From my work with charities, I know that GST is a very poor choice to raise States income but I am not going explain further because, from information publicly available, there is clearly no need to increase States income at all.
The States Treasury has a long history of poor short-term forecasting; every year when a budget is produced there are dire warnings of doom and gloom, which as less than 12 months passes turn into substantial surpluses. So the idea that they can be so sure we will see a large forecast deficit many years into the future should be questioned with considerable scepticism.
1. The £85m. deficit is not real
We know that around 3,000 (10%) of the current workforce will retire over the next 15 or so years. A fundamental assumption by the GST review is that the public sector workforce is both required and able to support increased demand for public services from a larger retired population.
It is not made explicit, but this assumption can only hold true if the public sector workforce is not only exempt from the overall 10% decline, but in fact increases in line with that demand.
Really? Quite obviously that will result in a substantial deficit, if true, perhaps that was the point. But it is a wholly unrealistic assumption.
More likely, in a zero-population-growth model, is that the public sector workforce will find it hard to compete with private sector pay and benefits, and the States will not be able to find all the staff to provide the services the public demands, and so their headcount, and therefore costs, will go down, however hard they try to support that demand.
Of course, much more important to us, and which should be receiving much more attention, will be the dire non-financial consequences of a zero-population-growth model to our community wellbeing. Dealing with a proposal to introduce GST ahead of understanding and managing the true impact to our community of a properly considered policy towards this real, and rapidly approaching, problem is well and truly putting the cart before the horse. And it cannot possibly give any reliable financial forecasts.

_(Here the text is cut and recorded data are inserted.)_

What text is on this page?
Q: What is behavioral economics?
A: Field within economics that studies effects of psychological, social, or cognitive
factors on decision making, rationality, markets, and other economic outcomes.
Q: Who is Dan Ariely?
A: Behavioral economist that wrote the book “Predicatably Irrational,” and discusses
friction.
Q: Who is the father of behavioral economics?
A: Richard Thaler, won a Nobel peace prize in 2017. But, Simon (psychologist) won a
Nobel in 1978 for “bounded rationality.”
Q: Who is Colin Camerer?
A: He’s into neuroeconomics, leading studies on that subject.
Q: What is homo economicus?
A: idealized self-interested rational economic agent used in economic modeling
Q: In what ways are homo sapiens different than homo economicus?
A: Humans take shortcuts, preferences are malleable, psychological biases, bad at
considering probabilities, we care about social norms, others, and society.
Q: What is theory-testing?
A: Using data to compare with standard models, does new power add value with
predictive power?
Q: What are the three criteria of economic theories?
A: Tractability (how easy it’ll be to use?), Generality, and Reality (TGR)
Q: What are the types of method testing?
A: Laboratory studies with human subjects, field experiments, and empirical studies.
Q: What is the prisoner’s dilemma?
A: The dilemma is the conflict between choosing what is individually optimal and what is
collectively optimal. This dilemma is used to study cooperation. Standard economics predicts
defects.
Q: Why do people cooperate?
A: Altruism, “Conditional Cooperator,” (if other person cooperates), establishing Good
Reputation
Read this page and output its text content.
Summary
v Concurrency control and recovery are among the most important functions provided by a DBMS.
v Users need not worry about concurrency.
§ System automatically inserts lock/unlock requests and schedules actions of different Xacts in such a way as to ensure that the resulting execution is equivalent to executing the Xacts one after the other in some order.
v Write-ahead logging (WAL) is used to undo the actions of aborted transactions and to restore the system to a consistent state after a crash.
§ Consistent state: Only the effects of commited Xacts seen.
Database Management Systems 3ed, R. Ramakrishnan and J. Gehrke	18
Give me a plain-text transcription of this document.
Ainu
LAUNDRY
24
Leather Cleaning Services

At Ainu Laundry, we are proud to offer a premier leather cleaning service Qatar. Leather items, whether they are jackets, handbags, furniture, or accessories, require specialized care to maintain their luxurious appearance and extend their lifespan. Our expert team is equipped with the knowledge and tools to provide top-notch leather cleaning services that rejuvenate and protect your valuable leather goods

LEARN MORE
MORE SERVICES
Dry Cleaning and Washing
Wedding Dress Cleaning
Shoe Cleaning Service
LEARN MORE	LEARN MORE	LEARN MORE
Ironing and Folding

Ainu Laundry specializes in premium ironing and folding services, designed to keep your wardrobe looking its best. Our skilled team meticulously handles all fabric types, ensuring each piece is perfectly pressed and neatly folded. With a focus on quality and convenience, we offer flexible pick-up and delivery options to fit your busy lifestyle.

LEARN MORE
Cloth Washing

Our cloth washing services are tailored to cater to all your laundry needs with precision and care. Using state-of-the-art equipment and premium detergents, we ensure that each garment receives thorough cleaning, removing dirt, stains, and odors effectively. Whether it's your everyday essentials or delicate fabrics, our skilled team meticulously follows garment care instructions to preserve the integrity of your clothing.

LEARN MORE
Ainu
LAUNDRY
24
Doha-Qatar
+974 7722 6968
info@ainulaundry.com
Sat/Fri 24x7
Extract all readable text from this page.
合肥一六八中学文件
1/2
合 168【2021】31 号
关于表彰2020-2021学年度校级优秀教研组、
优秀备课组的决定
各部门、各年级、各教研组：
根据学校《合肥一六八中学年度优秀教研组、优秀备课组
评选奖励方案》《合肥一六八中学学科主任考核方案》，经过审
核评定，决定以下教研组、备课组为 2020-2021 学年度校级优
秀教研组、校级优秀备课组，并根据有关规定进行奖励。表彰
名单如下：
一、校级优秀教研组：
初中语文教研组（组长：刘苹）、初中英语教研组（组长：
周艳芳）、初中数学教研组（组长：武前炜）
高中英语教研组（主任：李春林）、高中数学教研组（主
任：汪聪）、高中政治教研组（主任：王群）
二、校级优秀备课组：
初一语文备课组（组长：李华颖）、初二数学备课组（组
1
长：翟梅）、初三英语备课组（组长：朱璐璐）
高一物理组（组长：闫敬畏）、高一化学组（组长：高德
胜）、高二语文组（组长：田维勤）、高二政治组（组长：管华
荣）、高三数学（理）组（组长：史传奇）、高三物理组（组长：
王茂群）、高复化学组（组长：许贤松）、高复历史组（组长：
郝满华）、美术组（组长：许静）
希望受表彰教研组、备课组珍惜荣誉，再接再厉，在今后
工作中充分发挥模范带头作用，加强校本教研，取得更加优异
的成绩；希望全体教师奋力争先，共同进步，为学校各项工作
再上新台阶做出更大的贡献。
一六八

2. The financial position of the States is much better than we think.
For years the States Treasury has been accumulating reserves because over many years income has far exceeded costs, this despite the cost of Covid. Leaving aside the issue of whether the States’ financial accounts can be relied upon, the 2020 financial accounts (page 21) show ‘total usable reserves’ of £693m., likely to increase when the 2021 accounts are published. The accounts do not specify any restrictions on these reserves, but even if there were restrictions it is within the power of the States to remove them.
But the position is in fact much better than this.
The States Treasury has the absurd accounting policy of treating assets like States houses as if they were worthless. One estimate is that there are up to 2,000 residential properties missing from the books. Even if they are worth half what the average Guernsey residential property sells for nowadays, these publicly-owned homes are probably worth over £500m. and could theoretically be financed through the capital markets should the need arise.
Taken together, we probably have ‘total usable reserves’ exceeding £1.2bn.
So even if we are to believe an unreal deficit figure of £85m. per annum, we could carry on without tax increases for 14 years. That is plenty of time to work out what is happening in the real world, and not be rushed into making hasty decisions that we will probably regret, that are against the clear wishes of the electorate, and not in their obvious interests, because they are based on unrealistic assumptions.